Following the sorting utilizing inertia, the rotor of interest is accelerated to a speed which permits a reliable measurement of power required to pump the gas, typically air, within a centrifuge chamber that houses the rotor. In one embodiment, this air pumping power, i.e. "windage," is measured using information obtained by feedback from the electrical drive system of the centrifuge. Preferably, the drive motor is a switched reluctance motor. The switched reluctance drive provides the desired information regarding torque input. At a high constant speed, the torque input, adjusted for known motor losses, is substantially equal to windage power, since the inertial drag of the rotor is zero.

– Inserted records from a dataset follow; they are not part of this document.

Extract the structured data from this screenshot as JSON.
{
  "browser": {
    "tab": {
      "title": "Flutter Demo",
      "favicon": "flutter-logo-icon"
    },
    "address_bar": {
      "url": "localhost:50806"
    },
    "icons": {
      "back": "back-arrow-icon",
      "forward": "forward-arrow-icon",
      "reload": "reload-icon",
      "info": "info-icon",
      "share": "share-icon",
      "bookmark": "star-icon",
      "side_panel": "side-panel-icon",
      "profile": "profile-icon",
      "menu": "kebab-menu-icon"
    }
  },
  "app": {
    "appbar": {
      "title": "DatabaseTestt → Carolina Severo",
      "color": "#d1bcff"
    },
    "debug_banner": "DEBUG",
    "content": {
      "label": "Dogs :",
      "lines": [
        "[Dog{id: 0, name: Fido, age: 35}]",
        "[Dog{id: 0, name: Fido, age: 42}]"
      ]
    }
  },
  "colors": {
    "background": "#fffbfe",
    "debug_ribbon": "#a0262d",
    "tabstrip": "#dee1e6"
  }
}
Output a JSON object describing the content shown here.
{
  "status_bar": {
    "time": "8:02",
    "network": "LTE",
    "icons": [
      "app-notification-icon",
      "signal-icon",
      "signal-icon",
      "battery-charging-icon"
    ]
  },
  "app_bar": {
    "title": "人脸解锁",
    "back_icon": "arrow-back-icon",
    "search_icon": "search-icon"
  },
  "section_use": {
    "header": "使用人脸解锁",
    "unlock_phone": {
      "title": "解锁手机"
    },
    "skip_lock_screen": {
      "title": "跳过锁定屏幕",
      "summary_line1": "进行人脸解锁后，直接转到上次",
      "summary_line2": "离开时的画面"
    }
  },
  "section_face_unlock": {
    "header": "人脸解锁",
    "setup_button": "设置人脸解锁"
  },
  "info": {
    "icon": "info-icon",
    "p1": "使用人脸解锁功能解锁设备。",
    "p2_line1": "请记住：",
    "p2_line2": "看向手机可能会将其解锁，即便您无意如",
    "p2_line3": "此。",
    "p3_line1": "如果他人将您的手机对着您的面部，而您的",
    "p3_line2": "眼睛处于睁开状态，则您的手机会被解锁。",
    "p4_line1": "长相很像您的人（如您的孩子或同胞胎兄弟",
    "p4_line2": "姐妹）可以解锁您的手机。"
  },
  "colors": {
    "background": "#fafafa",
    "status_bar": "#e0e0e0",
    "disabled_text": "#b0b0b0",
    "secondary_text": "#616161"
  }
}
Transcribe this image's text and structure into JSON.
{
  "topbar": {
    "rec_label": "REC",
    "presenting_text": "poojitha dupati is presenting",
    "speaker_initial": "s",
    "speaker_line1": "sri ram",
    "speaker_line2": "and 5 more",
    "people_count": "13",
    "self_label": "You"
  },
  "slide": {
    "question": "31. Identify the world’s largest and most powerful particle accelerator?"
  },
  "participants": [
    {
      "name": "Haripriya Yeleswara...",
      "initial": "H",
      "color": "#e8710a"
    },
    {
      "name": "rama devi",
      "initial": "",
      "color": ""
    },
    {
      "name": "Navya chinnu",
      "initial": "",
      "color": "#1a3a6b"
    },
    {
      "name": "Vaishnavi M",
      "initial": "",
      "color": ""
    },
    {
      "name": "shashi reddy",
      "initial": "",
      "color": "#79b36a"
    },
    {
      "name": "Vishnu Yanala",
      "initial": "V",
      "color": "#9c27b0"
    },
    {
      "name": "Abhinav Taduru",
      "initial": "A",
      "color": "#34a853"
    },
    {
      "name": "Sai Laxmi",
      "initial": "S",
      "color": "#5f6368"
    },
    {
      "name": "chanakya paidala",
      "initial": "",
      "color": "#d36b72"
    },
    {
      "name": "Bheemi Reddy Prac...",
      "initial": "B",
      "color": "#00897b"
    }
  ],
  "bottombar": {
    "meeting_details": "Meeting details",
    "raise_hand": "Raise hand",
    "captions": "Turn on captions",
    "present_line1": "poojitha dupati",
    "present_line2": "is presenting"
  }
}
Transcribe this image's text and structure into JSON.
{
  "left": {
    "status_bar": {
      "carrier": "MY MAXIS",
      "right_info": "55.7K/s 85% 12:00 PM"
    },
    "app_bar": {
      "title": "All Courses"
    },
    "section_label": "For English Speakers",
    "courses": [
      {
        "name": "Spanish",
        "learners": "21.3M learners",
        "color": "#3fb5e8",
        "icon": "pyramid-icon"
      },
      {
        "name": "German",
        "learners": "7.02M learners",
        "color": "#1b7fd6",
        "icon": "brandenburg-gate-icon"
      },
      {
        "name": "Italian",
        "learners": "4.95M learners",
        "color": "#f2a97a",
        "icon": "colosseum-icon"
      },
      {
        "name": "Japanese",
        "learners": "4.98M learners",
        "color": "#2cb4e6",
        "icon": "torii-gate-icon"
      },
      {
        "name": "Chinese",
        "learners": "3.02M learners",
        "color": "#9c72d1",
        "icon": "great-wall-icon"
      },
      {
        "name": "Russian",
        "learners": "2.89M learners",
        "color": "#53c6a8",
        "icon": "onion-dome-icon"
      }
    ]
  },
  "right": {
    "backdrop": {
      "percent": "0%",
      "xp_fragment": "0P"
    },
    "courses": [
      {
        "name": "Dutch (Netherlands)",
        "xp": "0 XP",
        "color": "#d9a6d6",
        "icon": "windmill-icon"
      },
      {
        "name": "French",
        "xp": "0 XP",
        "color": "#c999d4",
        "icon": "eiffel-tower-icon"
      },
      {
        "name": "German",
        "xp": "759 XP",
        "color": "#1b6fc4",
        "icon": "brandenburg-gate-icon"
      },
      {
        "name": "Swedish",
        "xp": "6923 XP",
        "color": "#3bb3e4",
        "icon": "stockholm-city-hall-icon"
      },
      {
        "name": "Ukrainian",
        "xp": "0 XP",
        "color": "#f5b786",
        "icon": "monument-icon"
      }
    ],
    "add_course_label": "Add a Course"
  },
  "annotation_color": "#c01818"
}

In another embodiment, the computation of windage is based upon a second measured acceleration. Again, either the time period or the incremental increase in rotational speed may be preselected, with the other factor being measured. Typically, it is the time period that is fixed. Windage power is then calculated to be the difference between torque input (τ) and the product of the moment of inertia (I) times the change in rotational speed (Δω) divided by the change in time (Δt), i.e., windage=τ-I (Δω/Δt). Stated differently, windage torque is equal to the difference between motor input torque and inertial torque.
The calculation of windage power is then employed to select those rotor models of the subset of models having properties which are characteristic of the measured windage power. Ideally, this step disqualifies all but one rotor model. On the other hand, if more than one possibility of rotor models remains, the calculation of windage may be repeated at some higher constant rotational speed or some higher measured acceleration. The increase in speed should still be below the lowest rated maximum velocity of the possible models to which the rotor in question can be identified. In most instances, the calculation of windage can be repeated at increasingly higher speeds until all but one rotor model has been disqualified.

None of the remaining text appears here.